Я подошёл, не спуская глаз, с сидевшей в тени дамы — это была не мать, а незнакомая мне чужая дама. Стоявший, около неё мальчик был тот мой сосед по скамье, который научил меня написать гадкое слово. И опять в груди что-то застыло.

— Подойди, дитя, — продолжал директор, — и обещай мне сказать всю правду.

Я обещал.

— Дитя, это ты сделал! — сказал директор, подавая мне грязную бумажку с гадким словом.

— Нет, не я.

Директор тяжело вздохнул. Дама заплакала. Я заставляю этого незнакомого, важного директора вздыхать, а чужую даму, в богатом платье, с красивым, добрым лицом, плакать! Да, что-то нехорошее совершается со мною, и совершаю я.

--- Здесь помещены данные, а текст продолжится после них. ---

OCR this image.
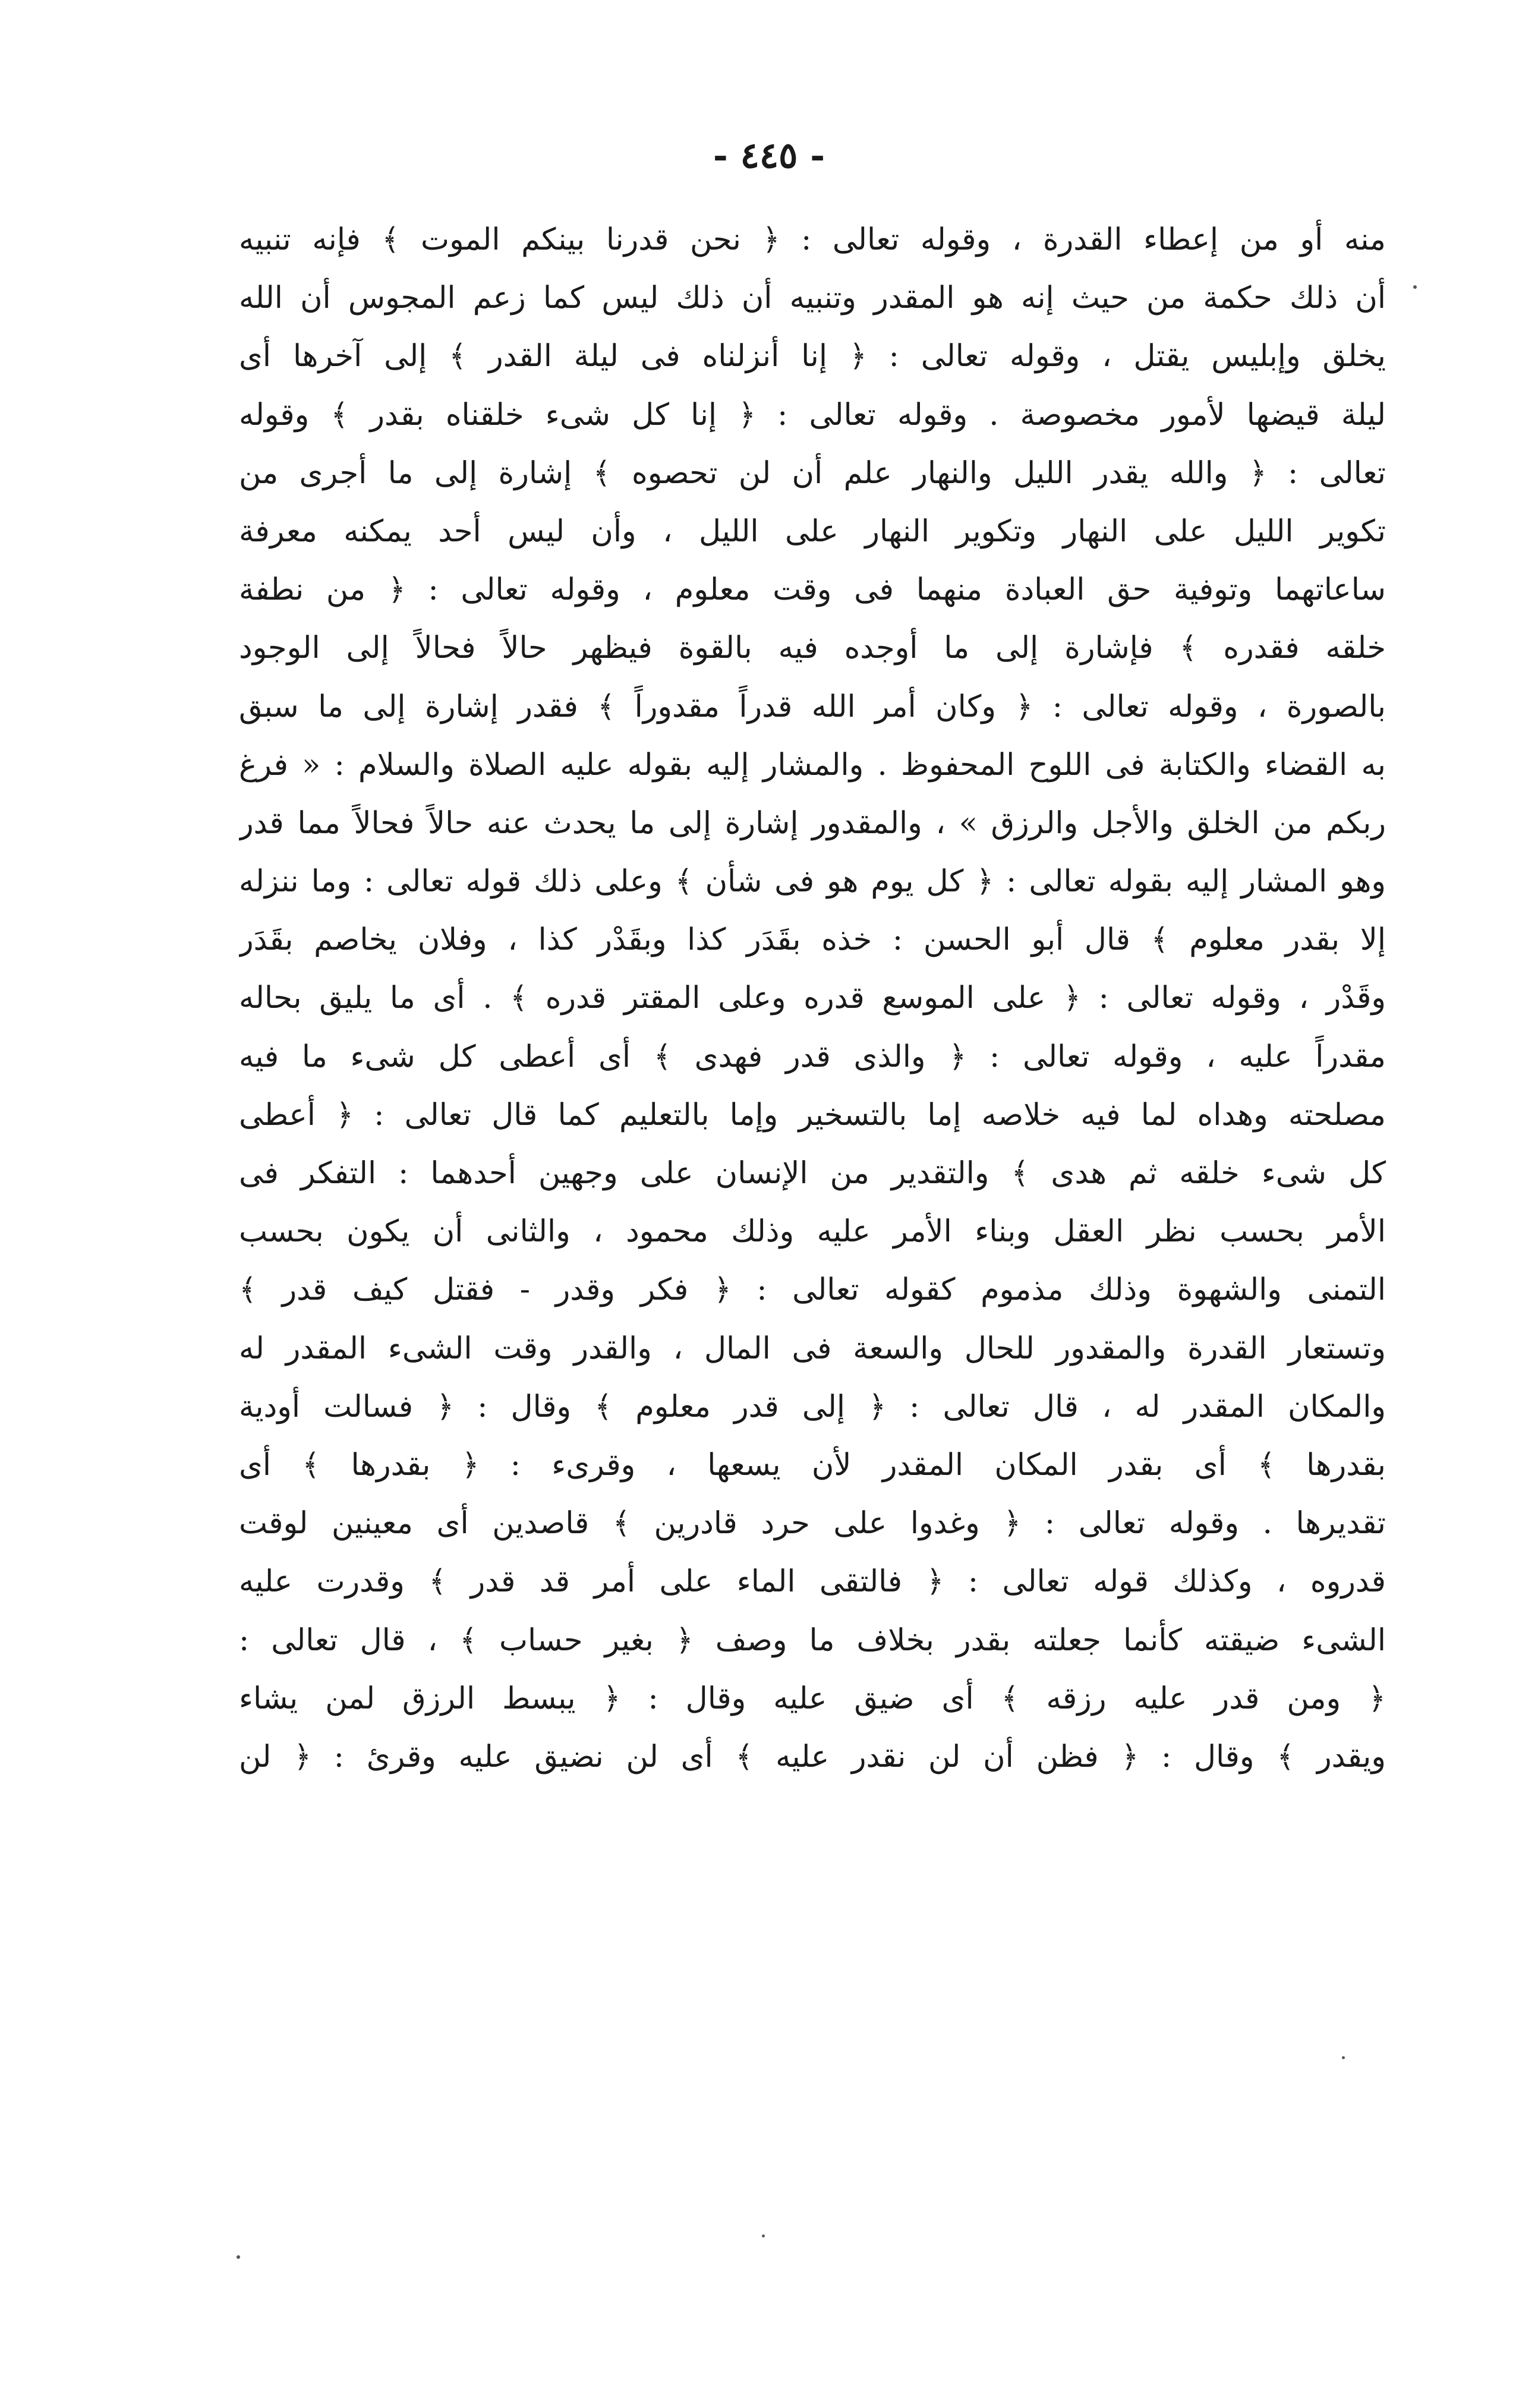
- ٤٤٥ -
منه أو من إعطاء القدرة ، وقوله تعالى : ﴿ نحن قدرنا بينكم الموت ﴾ فإنه تنبيه
أن ذلك حكمة من حيث إنه هو المقدر وتنبيه أن ذلك ليس كما زعم المجوس أن الله
يخلق وإبليس يقتل ، وقوله تعالى : ﴿ إنا أنزلناه فى ليلة القدر ﴾ إلى آخرها أى
ليلة قيضها لأمور مخصوصة . وقوله تعالى : ﴿ إنا كل شىء خلقناه بقدر ﴾ وقوله
تعالى : ﴿ والله يقدر الليل والنهار علم أن لن تحصوه ﴾ إشارة إلى ما أجرى من
تكوير الليل على النهار وتكوير النهار على الليل ، وأن ليس أحد يمكنه معرفة
ساعاتهما وتوفية حق العبادة منهما فى وقت معلوم ، وقوله تعالى : ﴿ من نطفة
خلقه فقدره ﴾ فإشارة إلى ما أوجده فيه بالقوة فيظهر حالاً فحالاً إلى الوجود
بالصورة ، وقوله تعالى : ﴿ وكان أمر الله قدراً مقدوراً ﴾ فقدر إشارة إلى ما سبق
به القضاء والكتابة فى اللوح المحفوظ . والمشار إليه بقوله عليه الصلاة والسلام : « فرغ
ربكم من الخلق والأجل والرزق » ، والمقدور إشارة إلى ما يحدث عنه حالاً فحالاً مما قدر
وهو المشار إليه بقوله تعالى : ﴿ كل يوم هو فى شأن ﴾ وعلى ذلك قوله تعالى : وما ننزله
إلا بقدر معلوم ﴾ قال أبو الحسن : خذه بقَدَر كذا وبقَدْر كذا ، وفلان يخاصم بقَدَر
وقَدْر ، وقوله تعالى : ﴿ على الموسع قدره وعلى المقتر قدره ﴾ . أى ما يليق بحاله
مقدراً عليه ، وقوله تعالى : ﴿ والذى قدر فهدى ﴾ أى أعطى كل شىء ما فيه
مصلحته وهداه لما فيه خلاصه إما بالتسخير وإما بالتعليم كما قال تعالى : ﴿ أعطى
كل شىء خلقه ثم هدى ﴾ والتقدير من الإنسان على وجهين أحدهما : التفكر فى
الأمر بحسب نظر العقل وبناء الأمر عليه وذلك محمود ، والثانى أن يكون بحسب
التمنى والشهوة وذلك مذموم كقوله تعالى : ﴿ فكر وقدر - فقتل كيف قدر ﴾
وتستعار القدرة والمقدور للحال والسعة فى المال ، والقدر وقت الشىء المقدر له
والمكان المقدر له ، قال تعالى : ﴿ إلى قدر معلوم ﴾ وقال : ﴿ فسالت أودية
بقدرها ﴾ أى بقدر المكان المقدر لأن يسعها ، وقرىء : ﴿ بقدرها ﴾ أى
تقديرها . وقوله تعالى : ﴿ وغدوا على حرد قادرين ﴾ قاصدين أى معينين لوقت
قدروه ، وكذلك قوله تعالى : ﴿ فالتقى الماء على أمر قد قدر ﴾ وقدرت عليه
الشىء ضيقته كأنما جعلته بقدر بخلاف ما وصف ﴿ بغير حساب ﴾ ، قال تعالى :
﴿ ومن قدر عليه رزقه ﴾ أى ضيق عليه وقال : ﴿ يبسط الرزق لمن يشاء
ويقدر ﴾ وقال : ﴿ فظن أن لن نقدر عليه ﴾ أى لن نضيق عليه وقرئ : ﴿ لن
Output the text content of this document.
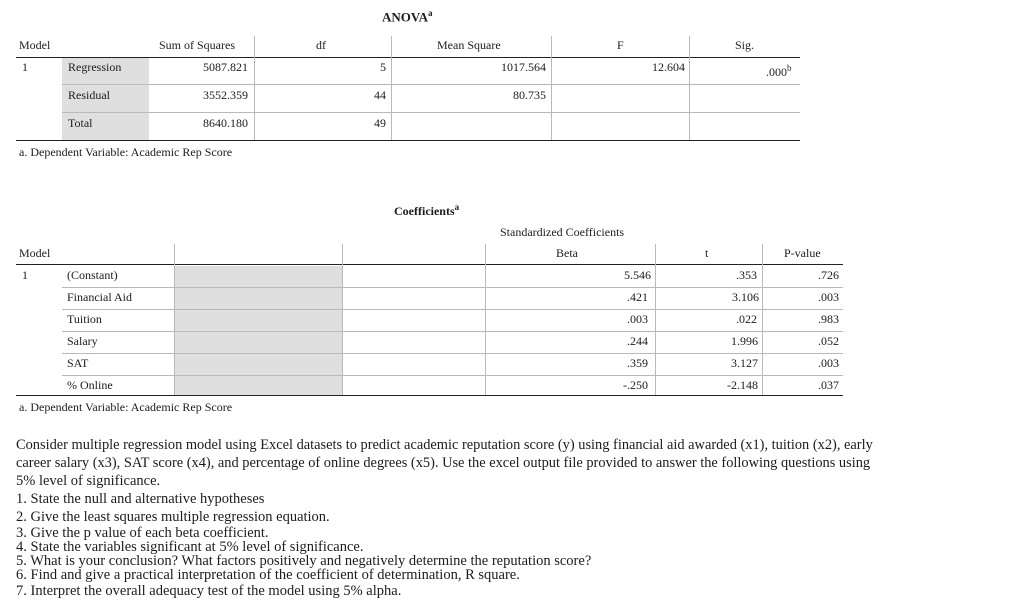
ANOVA$^a$
Model	Sum of Squares	df	Mean Square	F	Sig.
1	Regression	5087.821	5	1017.564	12.604	.000$^b$
Residual	3552.359	44	80.735
Total	8640.180	49
a. Dependent Variable: Academic Rep Score
Coefficients$^a$
Standardized Coefficients
Model	Beta	t	P-value
1	(Constant)	5.546	.353	.726
Financial Aid	.421	3.106	.003
Tuition	.003	.022	.983
Salary	.244	1.996	.052
SAT	.359	3.127	.003
% Online	-.250	-2.148	.037
a. Dependent Variable: Academic Rep Score
Consider multiple regression model using Excel datasets to predict academic reputation score (y) using financial aid awarded (x1), tuition (x2), early
career salary (x3), SAT score (x4), and percentage of online degrees (x5). Use the excel output file provided to answer the following questions using
5% level of significance.
1. State the null and alternative hypotheses
2. Give the least squares multiple regression equation.
3. Give the p value of each beta coefficient.
4. State the variables significant at 5% level of significance.
5. What is your conclusion? What factors positively and negatively determine the reputation score?
6. Find and give a practical interpretation of the coefficient of determination, R square.
7. Interpret the overall adequacy test of the model using 5% alpha.
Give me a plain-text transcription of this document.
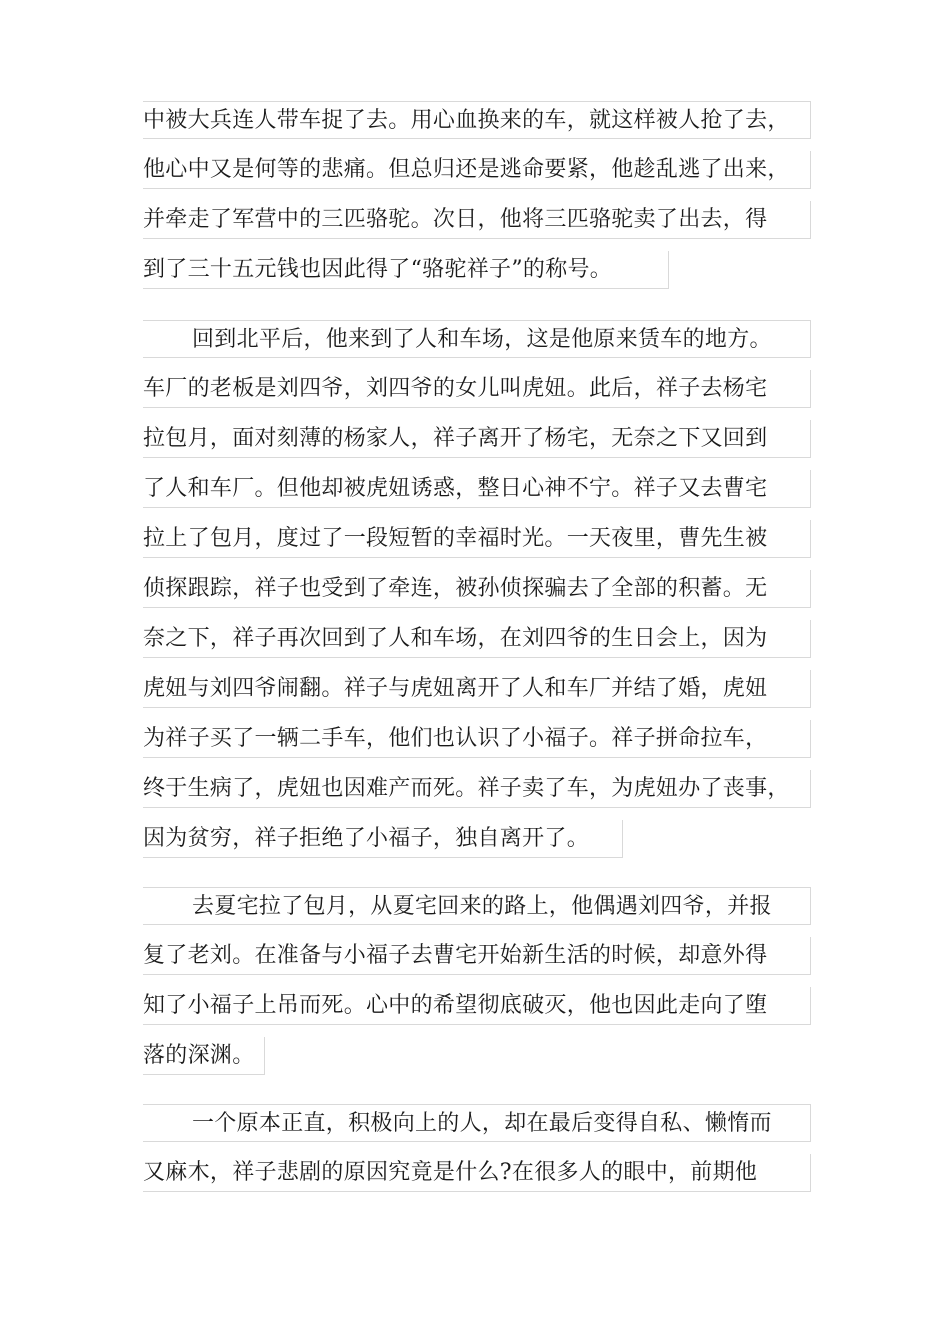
中被大兵连人带车捉了去。用心血换来的车，就这样被人抢了去，
他心中又是何等的悲痛。但总归还是逃命要紧，他趁乱逃了出来，
并牵走了军营中的三匹骆驼。次日，他将三匹骆驼卖了出去，得
到了三十五元钱也因此得了“骆驼祥子”的称号。
回到北平后，他来到了人和车场，这是他原来赁车的地方。
车厂的老板是刘四爷，刘四爷的女儿叫虎妞。此后，祥子去杨宅
拉包月，面对刻薄的杨家人，祥子离开了杨宅，无奈之下又回到
了人和车厂。但他却被虎妞诱惑，整日心神不宁。祥子又去曹宅
拉上了包月，度过了一段短暂的幸福时光。一天夜里，曹先生被
侦探跟踪，祥子也受到了牵连，被孙侦探骗去了全部的积蓄。无
奈之下，祥子再次回到了人和车场，在刘四爷的生日会上，因为
虎妞与刘四爷闹翻。祥子与虎妞离开了人和车厂并结了婚，虎妞
为祥子买了一辆二手车，他们也认识了小福子。祥子拼命拉车，
终于生病了，虎妞也因难产而死。祥子卖了车，为虎妞办了丧事，
因为贫穷，祥子拒绝了小福子，独自离开了。
去夏宅拉了包月，从夏宅回来的路上，他偶遇刘四爷，并报
复了老刘。在准备与小福子去曹宅开始新生活的时候，却意外得
知了小福子上吊而死。心中的希望彻底破灭，他也因此走向了堕
落的深渊。
一个原本正直，积极向上的人，却在最后变得自私、懒惰而
又麻木，祥子悲剧的原因究竟是什么?在很多人的眼中，前期他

— Подумай, — продолжал директор. — И помни, что в эту минуту сам Herr Gott смотрит на тебя.

Эти слова были сказаны так торжественно, темные большие глаза глядели на меня так проницательно и вместе с тем так печально, что я поверил, что на меня действительно смотрит сам Herr Gott, — смотрит и видит, какой я грязный, исцарапанный, ленивый, наказанный. Может ли такой гадкий мальчик, не быть не виноватым! И я с каким-то мучительным удовольствием сказал:

— Это я сделал.

Директор облегченно выпрямился. Дама обняла и стала целовать своего сына. А я чувствовал, что я как-то мудрено и запутанно без вины виноват, и что почему-то мне так и надо! И никому нет до меня дела, никто меня не замечает, никто не поможет…

4

Я ошибался. Меня заметил и мне помог превосходный воспитатель и человек, о котором я всегда сохраню благодарные воспоминания, — наш «новый директор», д-р Леш.

Мой ночной допрос происходил в начале декабря. Перед рождественскими каникулами, когда раздавали полугодовые свидетельства, я опять встретился с директором и опять увидел его темные глаза.

— Нечего сказать, порадуешь ты мать! — печально сказал он, подавая мне свидетельство.

В свидетельстве значилось, что я 53-й ученик из 54-х. Аттестации всё были удивительные и по-немецки выразительные: grässlich, schändlich niederrägtich, и только по чистописанию значилось: könnte mittelmässig sein, aber ist schlecht. Всё это очень естественно, но как узнал директор, что у меня есть мать, которую я боюсь огорчить? Почему он опечален тем, что я ее огорчу? Я забился в угол и плакал. Из угла меня добыла лазаретная дама, фрау Кронер, которая сказала, что директор велел меня вымыть в ванне и вычесать.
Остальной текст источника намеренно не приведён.